In Rota-McLarty, the consumer was a Maryland resident who purchased a used car from Eastern Automotive Group (“Eastern”). As part of the transaction, the consumer executed two contracts with the car dealer. The first was a buyer’s order, which provided the terms of the sale and contained an agreement to arbitrate disputes. The second was an RISC, which contained the financing terms but did not contain an arbitration provision. The RISC also contained an integration clause that stated that the RISC contained the entire agreement between the parties. Eastern assigned only the RISC to the financial institution, Santander Consumer USA, Inc. (“Santander”), immediately after the sale.
Santander ultimately sought collection from the consumer after repossessing and selling the car at a loss. The consumer responded by filing a putative class action against Santander alleging violations of various Maryland consumer protection laws. Santander moved to compel non-class arbitration of the consumer’s claims based upon the arbitration clause of the buyer’s order. The consumer argued that Santander could not invoke arbitration because it was an assignee of the RISC, which does not contain an arbitration clause, and not the buyer’s order.

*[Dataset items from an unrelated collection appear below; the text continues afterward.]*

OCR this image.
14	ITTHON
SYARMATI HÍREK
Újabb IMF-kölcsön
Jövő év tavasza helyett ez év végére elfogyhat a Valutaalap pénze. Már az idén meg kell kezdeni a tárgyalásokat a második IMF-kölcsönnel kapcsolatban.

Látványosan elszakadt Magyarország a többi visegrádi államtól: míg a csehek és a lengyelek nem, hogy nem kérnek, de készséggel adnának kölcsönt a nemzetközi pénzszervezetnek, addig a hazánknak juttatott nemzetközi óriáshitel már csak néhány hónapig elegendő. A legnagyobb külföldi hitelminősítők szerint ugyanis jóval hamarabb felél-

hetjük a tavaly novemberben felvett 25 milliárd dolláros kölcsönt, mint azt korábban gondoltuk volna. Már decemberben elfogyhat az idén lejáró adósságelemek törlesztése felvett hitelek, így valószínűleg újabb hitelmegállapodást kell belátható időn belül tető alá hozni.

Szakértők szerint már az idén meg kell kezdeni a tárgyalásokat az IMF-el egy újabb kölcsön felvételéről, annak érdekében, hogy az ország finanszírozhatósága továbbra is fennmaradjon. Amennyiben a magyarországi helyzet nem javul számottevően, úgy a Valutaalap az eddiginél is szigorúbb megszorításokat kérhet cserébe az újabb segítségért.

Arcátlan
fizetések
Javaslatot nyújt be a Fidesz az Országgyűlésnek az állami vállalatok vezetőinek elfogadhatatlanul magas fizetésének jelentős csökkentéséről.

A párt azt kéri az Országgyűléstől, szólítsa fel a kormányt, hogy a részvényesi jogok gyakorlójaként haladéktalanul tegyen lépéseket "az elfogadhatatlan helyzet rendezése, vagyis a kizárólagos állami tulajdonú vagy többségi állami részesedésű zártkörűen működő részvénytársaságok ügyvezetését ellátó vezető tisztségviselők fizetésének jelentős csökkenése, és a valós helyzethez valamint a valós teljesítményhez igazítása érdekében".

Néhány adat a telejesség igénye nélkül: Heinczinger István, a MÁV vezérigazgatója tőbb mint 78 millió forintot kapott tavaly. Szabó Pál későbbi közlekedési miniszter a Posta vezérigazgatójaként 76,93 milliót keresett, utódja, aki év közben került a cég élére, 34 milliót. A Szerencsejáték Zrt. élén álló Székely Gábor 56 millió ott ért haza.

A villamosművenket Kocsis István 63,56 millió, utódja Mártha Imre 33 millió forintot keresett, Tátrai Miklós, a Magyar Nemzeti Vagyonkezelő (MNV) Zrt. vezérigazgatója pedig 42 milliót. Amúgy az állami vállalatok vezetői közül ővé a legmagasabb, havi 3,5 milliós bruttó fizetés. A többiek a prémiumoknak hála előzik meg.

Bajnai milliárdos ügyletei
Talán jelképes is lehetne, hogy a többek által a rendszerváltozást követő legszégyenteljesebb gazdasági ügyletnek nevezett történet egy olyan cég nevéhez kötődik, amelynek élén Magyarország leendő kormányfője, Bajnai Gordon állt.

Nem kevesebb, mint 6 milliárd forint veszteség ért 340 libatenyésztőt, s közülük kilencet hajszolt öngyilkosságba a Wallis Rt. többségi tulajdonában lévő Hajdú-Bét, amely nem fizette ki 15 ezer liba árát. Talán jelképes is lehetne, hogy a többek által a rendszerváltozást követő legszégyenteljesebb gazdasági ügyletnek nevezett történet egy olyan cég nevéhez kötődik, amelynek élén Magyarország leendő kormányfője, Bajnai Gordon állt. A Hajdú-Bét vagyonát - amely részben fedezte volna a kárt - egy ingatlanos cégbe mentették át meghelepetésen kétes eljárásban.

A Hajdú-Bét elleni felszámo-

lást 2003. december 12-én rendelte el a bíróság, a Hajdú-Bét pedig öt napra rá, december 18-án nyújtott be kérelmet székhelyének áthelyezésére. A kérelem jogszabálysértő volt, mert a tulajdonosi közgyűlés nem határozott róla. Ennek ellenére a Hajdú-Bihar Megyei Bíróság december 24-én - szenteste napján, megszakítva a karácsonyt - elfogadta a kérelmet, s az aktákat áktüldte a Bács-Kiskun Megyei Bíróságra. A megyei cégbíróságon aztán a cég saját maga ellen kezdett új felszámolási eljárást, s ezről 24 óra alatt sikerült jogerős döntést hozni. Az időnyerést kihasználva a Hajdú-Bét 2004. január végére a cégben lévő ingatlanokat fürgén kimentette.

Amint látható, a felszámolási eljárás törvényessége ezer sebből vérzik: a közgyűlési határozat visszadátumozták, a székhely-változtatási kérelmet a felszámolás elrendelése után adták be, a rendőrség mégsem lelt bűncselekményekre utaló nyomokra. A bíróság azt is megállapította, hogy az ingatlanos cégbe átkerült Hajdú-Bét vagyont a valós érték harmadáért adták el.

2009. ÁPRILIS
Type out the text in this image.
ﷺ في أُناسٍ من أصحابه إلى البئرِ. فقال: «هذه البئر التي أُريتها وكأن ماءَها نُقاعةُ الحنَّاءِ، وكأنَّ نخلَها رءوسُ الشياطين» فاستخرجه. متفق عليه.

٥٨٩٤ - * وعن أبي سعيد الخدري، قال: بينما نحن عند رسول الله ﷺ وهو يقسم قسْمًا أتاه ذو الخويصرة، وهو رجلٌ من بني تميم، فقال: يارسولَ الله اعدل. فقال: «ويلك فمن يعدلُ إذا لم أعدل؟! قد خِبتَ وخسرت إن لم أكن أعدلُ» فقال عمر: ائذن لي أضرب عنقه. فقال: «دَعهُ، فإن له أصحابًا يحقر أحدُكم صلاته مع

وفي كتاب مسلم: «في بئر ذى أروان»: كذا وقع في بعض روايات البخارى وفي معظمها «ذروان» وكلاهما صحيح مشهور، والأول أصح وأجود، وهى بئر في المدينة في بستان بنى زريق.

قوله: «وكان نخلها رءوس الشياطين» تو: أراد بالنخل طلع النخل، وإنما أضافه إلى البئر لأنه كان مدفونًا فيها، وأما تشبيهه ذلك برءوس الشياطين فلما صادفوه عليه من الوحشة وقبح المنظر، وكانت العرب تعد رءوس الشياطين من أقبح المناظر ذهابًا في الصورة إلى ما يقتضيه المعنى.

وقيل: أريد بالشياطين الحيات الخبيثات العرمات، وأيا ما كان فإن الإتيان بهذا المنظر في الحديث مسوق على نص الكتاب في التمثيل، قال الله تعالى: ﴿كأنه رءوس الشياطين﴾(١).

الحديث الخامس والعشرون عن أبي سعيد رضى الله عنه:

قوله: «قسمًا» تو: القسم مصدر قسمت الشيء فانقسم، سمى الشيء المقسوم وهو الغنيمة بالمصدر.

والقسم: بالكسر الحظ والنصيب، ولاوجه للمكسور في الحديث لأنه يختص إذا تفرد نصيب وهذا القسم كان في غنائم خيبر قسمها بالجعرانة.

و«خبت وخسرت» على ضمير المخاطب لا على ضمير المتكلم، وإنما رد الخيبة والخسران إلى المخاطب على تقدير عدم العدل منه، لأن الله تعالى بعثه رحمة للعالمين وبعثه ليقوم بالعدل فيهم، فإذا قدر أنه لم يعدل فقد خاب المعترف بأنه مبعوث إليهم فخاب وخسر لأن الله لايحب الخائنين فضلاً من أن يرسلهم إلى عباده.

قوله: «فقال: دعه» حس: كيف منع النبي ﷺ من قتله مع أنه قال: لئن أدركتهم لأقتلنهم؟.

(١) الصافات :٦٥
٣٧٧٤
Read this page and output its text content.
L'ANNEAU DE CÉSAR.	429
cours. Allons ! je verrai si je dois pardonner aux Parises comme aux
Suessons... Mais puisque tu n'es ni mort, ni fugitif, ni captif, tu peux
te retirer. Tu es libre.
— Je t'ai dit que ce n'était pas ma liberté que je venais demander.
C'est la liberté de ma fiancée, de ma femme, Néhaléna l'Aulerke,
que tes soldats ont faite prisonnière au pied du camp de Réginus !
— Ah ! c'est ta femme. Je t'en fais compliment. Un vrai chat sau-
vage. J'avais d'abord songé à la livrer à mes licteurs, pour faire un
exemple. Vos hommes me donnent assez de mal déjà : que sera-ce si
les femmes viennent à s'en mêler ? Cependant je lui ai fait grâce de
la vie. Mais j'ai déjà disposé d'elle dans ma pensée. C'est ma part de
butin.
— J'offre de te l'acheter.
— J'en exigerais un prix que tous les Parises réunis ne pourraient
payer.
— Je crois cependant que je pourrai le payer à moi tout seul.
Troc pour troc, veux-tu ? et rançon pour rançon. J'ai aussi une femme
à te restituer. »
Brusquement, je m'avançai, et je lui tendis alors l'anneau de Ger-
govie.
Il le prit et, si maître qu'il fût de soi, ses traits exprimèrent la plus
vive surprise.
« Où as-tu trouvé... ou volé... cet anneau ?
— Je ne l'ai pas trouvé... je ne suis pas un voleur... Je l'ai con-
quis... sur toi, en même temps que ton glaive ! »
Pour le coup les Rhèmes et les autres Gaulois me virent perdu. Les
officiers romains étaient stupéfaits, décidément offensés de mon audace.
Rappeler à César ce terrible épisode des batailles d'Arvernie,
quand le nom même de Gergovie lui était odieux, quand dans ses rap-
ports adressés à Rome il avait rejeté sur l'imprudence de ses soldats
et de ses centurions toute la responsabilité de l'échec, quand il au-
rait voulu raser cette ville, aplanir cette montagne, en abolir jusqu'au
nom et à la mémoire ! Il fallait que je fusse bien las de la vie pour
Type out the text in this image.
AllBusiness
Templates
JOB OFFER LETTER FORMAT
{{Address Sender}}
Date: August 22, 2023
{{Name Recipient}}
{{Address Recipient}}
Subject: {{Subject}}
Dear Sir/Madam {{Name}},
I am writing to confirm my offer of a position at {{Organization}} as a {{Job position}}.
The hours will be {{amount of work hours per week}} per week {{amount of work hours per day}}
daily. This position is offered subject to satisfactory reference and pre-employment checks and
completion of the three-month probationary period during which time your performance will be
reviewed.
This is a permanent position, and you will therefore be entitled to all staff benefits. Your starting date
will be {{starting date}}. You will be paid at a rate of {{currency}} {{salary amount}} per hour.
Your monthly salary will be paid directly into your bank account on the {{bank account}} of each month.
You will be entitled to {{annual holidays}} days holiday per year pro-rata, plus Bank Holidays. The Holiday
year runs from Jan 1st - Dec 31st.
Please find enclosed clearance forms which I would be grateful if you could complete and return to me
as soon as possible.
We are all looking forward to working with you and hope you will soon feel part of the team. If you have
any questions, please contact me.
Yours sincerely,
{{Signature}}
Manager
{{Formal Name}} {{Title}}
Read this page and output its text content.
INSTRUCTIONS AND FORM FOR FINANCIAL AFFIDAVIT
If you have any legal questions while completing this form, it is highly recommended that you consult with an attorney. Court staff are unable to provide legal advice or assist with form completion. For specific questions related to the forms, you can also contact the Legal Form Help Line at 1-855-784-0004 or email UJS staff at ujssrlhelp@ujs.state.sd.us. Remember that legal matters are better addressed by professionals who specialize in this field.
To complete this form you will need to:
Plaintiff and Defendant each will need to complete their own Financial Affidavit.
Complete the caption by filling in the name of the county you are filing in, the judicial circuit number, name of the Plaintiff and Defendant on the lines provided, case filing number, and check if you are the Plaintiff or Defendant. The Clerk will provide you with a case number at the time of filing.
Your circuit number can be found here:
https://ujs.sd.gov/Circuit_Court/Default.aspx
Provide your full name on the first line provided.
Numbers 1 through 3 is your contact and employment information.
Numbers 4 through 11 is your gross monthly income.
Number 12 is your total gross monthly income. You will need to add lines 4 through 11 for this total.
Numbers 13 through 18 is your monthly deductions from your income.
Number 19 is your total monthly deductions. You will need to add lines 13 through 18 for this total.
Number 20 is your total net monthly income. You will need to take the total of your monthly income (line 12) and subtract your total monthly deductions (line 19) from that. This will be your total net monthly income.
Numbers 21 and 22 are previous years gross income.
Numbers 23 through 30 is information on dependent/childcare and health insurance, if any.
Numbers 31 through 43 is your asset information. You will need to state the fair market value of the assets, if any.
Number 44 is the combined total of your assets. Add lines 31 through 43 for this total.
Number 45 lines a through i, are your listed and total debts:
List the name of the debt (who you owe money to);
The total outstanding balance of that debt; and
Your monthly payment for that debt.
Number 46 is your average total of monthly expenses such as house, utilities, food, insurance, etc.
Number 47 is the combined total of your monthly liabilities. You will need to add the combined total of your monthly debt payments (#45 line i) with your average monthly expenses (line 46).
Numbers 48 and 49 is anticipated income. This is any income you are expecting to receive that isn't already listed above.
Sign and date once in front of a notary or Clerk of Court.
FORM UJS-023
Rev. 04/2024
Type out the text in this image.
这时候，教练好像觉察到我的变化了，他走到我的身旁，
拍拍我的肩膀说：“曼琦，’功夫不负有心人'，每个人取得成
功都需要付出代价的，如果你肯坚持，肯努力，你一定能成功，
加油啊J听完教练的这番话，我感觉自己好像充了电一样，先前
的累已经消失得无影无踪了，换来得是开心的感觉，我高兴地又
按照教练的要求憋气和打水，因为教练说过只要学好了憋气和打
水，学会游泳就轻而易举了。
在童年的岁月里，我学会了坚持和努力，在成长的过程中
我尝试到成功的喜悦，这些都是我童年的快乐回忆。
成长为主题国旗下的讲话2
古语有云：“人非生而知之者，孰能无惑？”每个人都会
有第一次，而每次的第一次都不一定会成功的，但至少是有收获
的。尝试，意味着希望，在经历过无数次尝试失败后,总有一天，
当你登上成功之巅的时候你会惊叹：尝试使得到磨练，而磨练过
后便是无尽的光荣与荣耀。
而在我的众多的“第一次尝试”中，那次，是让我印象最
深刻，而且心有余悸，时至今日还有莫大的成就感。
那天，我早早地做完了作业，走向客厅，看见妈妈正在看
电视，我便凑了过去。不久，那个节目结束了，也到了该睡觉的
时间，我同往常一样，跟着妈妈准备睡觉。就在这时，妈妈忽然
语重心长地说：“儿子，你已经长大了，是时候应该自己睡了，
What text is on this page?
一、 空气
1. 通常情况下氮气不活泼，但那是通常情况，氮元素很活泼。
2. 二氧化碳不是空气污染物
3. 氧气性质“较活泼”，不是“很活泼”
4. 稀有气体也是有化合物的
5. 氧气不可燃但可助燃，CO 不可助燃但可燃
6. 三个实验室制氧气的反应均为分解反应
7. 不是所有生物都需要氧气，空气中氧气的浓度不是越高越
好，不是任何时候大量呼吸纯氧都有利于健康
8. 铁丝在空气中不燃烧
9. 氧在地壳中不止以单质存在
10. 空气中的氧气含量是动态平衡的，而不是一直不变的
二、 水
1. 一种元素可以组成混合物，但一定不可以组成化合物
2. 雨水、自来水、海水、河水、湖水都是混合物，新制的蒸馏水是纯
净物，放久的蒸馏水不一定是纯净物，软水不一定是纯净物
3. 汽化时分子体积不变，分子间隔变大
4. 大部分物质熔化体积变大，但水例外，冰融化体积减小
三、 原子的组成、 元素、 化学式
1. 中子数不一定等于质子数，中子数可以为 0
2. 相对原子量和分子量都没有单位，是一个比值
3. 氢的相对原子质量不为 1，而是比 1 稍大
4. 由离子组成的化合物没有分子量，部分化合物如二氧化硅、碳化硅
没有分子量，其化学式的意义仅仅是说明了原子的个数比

The court disagreed with the consumer and looked at the circumstances surrounding the transaction to decide whether Santander could compel arbitration. It found that the parties did not intend the RISC to represent their entire agreement. Rather, the parties intended that the two agreements should be interpreted together. The buyer’s order states that it applies to the assignee of the RISC and is expressly “conditioned upon approval of the RISC” and defines the agreement collectively with other documents made in connection with the buyer’s order. The Court also found that the buyer’s order was insufficient on its own to “explain the full extent of the parties’ obligations.” For these reasons, the court found that the consumer had failed to establish that the RISC’s integration clause prevents reading both contracts together as a single agreement.
The lesson that the Rota-McLarty case teaches is that financial institutions may be able to force consumers to arbitrate disputes even if an RISC is silent as to arbitration and contains an integration clause. To make this happen, the financial institution must determine whether the consumer signed any document containing an arbitration clause and then establish that all of the documents must be interpreted together.